Der Fehler, woran dieser Nationalcharakter am nächsten gränzt, ist das Läppische, oder mit einem höflicheren Ausdrucke das Leichtsinnige. Wichtige Dinge werden als Spaße behandelt, und Kleinigkeiten dienen zur ernsthaftesten Beschäftigung. Im Alter singt der Franzose alsdann noch lustige Lieder und ist, so viel er kann, auch galant gegen das Frauenzimmer. Bei diesen Anmerkungen habe ich große Gewährsmänner aus eben derselben Völkerschaft auf meiner Seite und 244 ziehe mich hinter einen Montesquieu und D'Alembert, um wider jeden besorglichen Unwillen sicher zu sein.

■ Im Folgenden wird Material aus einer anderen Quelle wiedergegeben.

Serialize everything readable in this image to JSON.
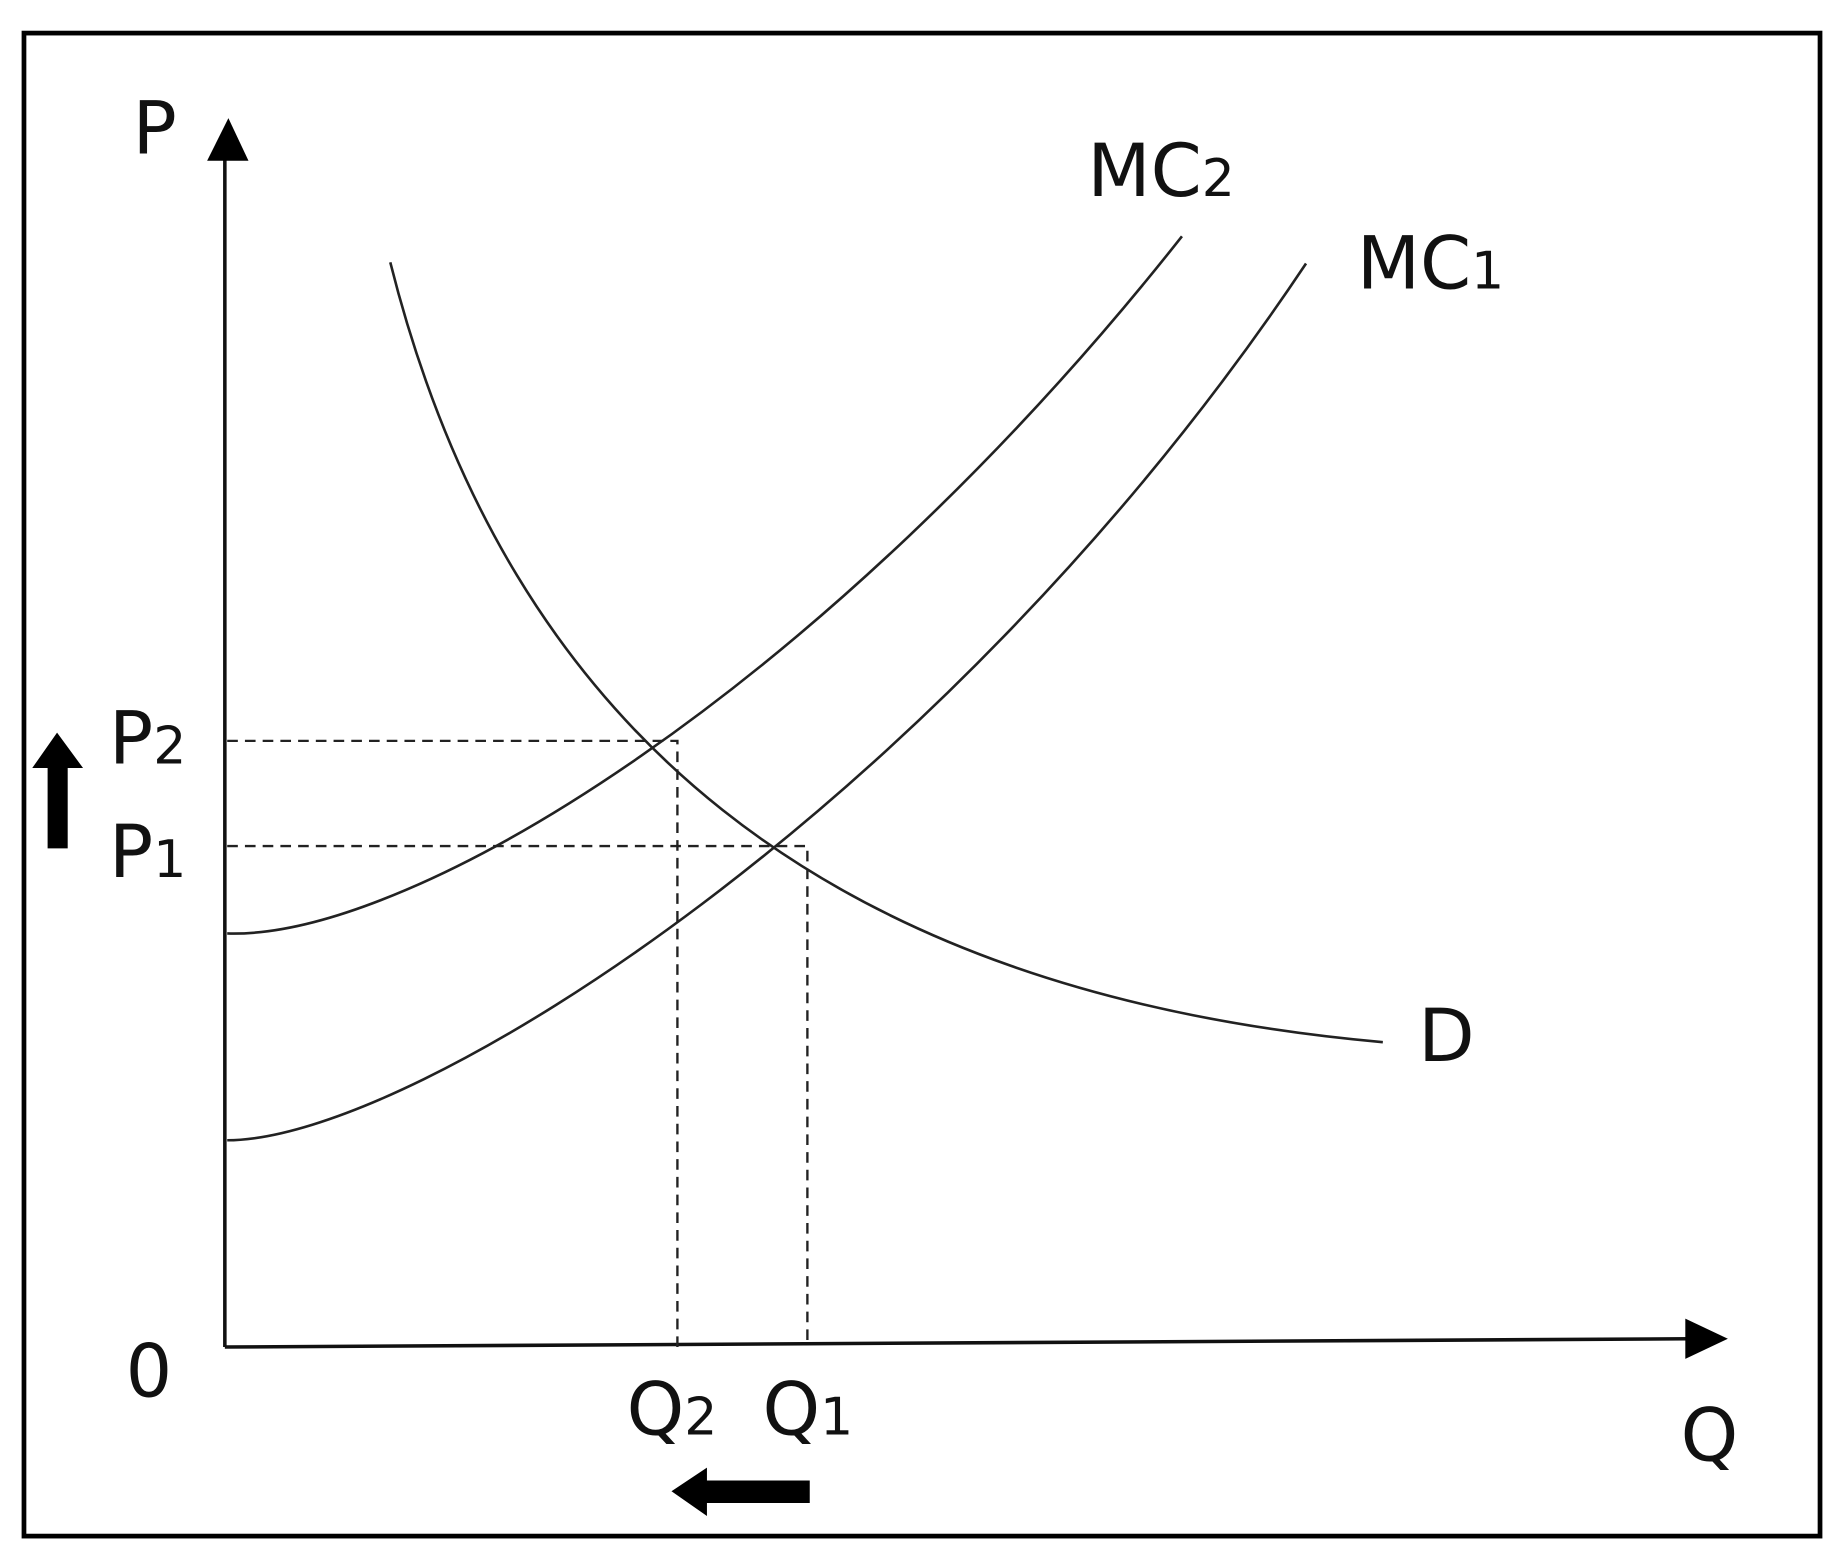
{
  "axes": {
    "y_label": "P",
    "x_label": "Q",
    "origin": "0"
  },
  "curves": [
    {
      "letter": "MC",
      "subscript": "2"
    },
    {
      "letter": "MC",
      "subscript": "1"
    },
    {
      "letter": "D"
    }
  ],
  "price_labels": [
    {
      "letter": "P",
      "subscript": "2"
    },
    {
      "letter": "P",
      "subscript": "1"
    }
  ],
  "quantity_labels": [
    {
      "letter": "Q",
      "subscript": "2"
    },
    {
      "letter": "Q",
      "subscript": "1"
    }
  ]
}
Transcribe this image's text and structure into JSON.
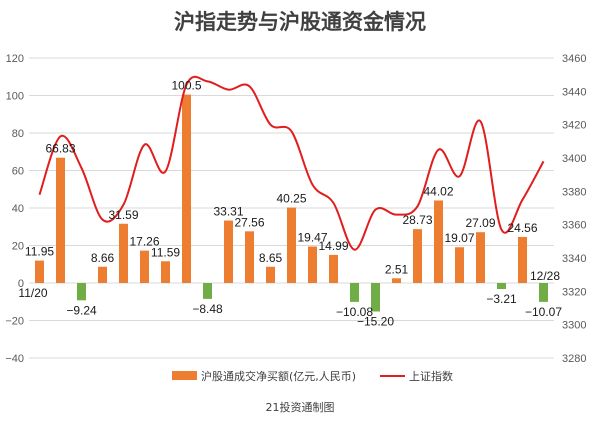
{
  "chart_data": {
    "type": "bar+line",
    "title": "沪指走势与沪股通资金情况",
    "source": "21投资通制图",
    "start_label": "11/20",
    "end_label": "12/28",
    "left_axis": {
      "min": -40,
      "max": 120,
      "ticks": [
        -40,
        -20,
        0,
        20,
        40,
        60,
        80,
        100,
        120
      ]
    },
    "right_axis": {
      "min": 3280,
      "max": 3460,
      "ticks": [
        3280,
        3300,
        3320,
        3340,
        3360,
        3380,
        3400,
        3420,
        3440,
        3460
      ]
    },
    "series": [
      {
        "name": "沪股通成交净买额(亿元,人民币)",
        "type": "bar",
        "axis": "left",
        "color_positive": "#ed7d31",
        "color_negative": "#70ad47",
        "values": [
          11.95,
          66.83,
          -9.24,
          8.66,
          31.59,
          17.26,
          11.59,
          100.5,
          -8.48,
          33.31,
          27.56,
          8.65,
          40.25,
          19.47,
          14.99,
          -10.08,
          -15.2,
          2.51,
          28.73,
          44.02,
          19.07,
          27.09,
          -3.21,
          24.56,
          -10.07
        ],
        "labels": [
          "11.95",
          "66.83",
          "−9.24",
          "8.66",
          "31.59",
          "17.26",
          "11.59",
          "100.5",
          "−8.48",
          "33.31",
          "27.56",
          "8.65",
          "40.25",
          "19.47",
          "14.99",
          "−10.08",
          "−15.20",
          "2.51",
          "28.73",
          "44.02",
          "19.07",
          "27.09",
          "−3.21",
          "24.56",
          "−10.07"
        ]
      },
      {
        "name": "上证指数",
        "type": "line",
        "axis": "right",
        "color": "#e11d1d",
        "values": [
          3378,
          3413,
          3394,
          3363,
          3372,
          3408,
          3392,
          3444,
          3446,
          3441,
          3443,
          3420,
          3416,
          3384,
          3373,
          3345,
          3369,
          3366,
          3371,
          3405,
          3389,
          3422,
          3357,
          3375,
          3398
        ]
      }
    ]
  }
}
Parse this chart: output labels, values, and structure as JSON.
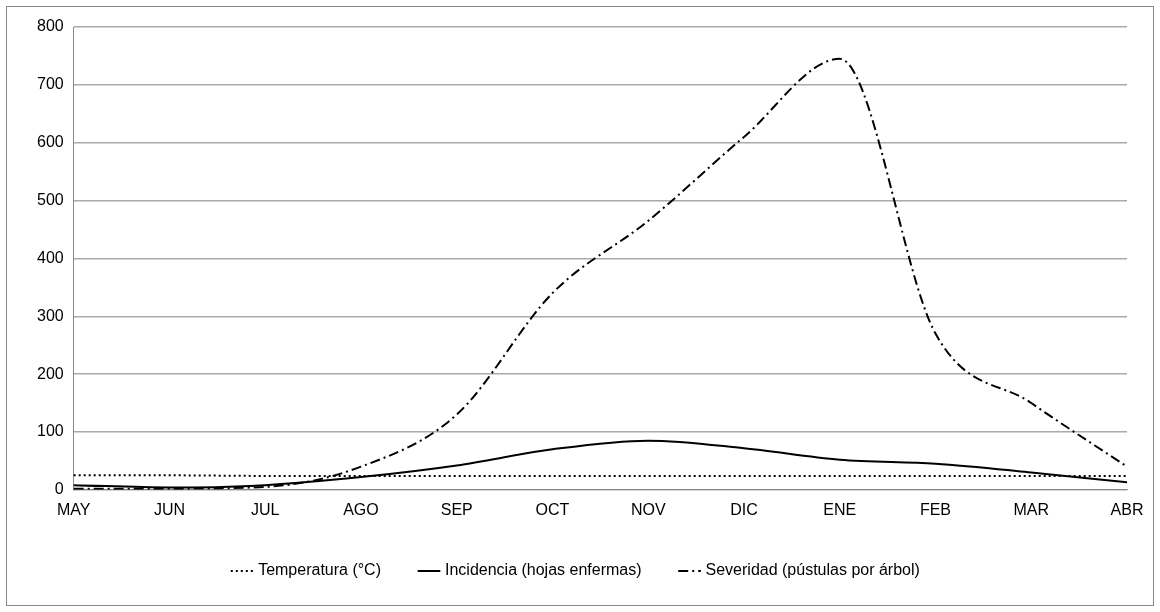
{
  "chart_data": {
    "type": "line",
    "categories": [
      "MAY",
      "JUN",
      "JUL",
      "AGO",
      "SEP",
      "OCT",
      "NOV",
      "DIC",
      "ENE",
      "FEB",
      "MAR",
      "ABR"
    ],
    "series": [
      {
        "name": "Temperatura (°C)",
        "color": "#000000",
        "line_style": "dotted",
        "values": [
          25,
          25,
          24,
          24,
          24,
          24,
          24,
          24,
          24,
          24,
          24,
          24
        ]
      },
      {
        "name": "Incidencia (hojas enfermas)",
        "color": "#000000",
        "line_style": "solid",
        "values": [
          8,
          4,
          8,
          22,
          42,
          70,
          85,
          72,
          52,
          45,
          30,
          13
        ]
      },
      {
        "name": "Severidad (pústulas por árbol)",
        "color": "#000000",
        "line_style": "dashed",
        "values": [
          2,
          2,
          5,
          40,
          130,
          340,
          465,
          610,
          745,
          270,
          150,
          40
        ]
      }
    ],
    "ylim": [
      0,
      800
    ],
    "yticks": [
      0,
      100,
      200,
      300,
      400,
      500,
      600,
      700,
      800
    ],
    "grid": "y",
    "legend": "bottom",
    "marker": "none"
  }
}
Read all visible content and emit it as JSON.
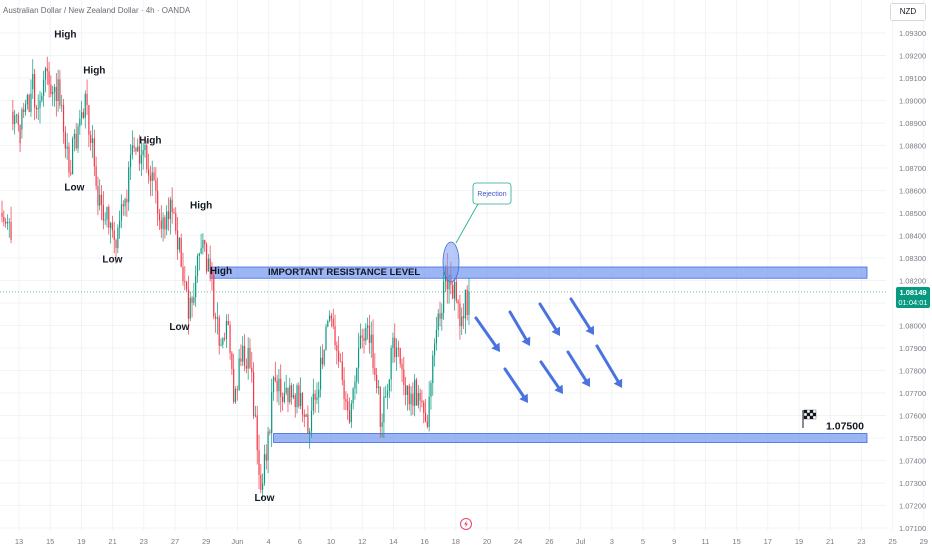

Der Engländer ist im Anfange einer jeden Bekanntschaft kaltsinnig und gegen einen Fremden gleichgültig. Er hat wenig Neigung zu kleinen Gefälligkeiten; dagegen wird er, so bald er ein Freund ist, zu großen Dienstleistungen auferlegt. Er bemüht sich wenig im Umgange witzig zu sein, oder einen artigen Anstand zu zeigen, dagegen ist er verständig und gesetzt. Er ist ein schlechter Nachahmer, frägt nicht viel darnach, was andere urtheilen, und folgt lediglich seinem eigenen Geschmacke. Er ist in Verhältniß auf das Frauenzimmer nicht von französischer Artigkeit, aber bezeigt gegen dasselbe weit mehr Achtung und treibt diese vielleicht zu weit, indem er im Ehestande seiner Frauen gemeiniglich ein unumschränktes Ansehen einräumt. Er ist standhaft, bisweilen bis zur Hartnäckigkeit, kühn und entschlossen, oft bis zur Vermessenheit und handelt nach Grundsätzen gemeiniglich bis zum Eigensinne. Er wird leichtlich ein Sonderling, nicht aus Eitelkeit, sondern weil er sich wenig um andre bekümmert und seinem Geschmacke aus Gefälligkeit oder Nachahmung nicht leichtlich Gewalt thut; um deswillen wird er selten so sehr geliebt als der Franzose, aber, wenn er gekannt ist, gemeiniglich mehr hochgeachtet.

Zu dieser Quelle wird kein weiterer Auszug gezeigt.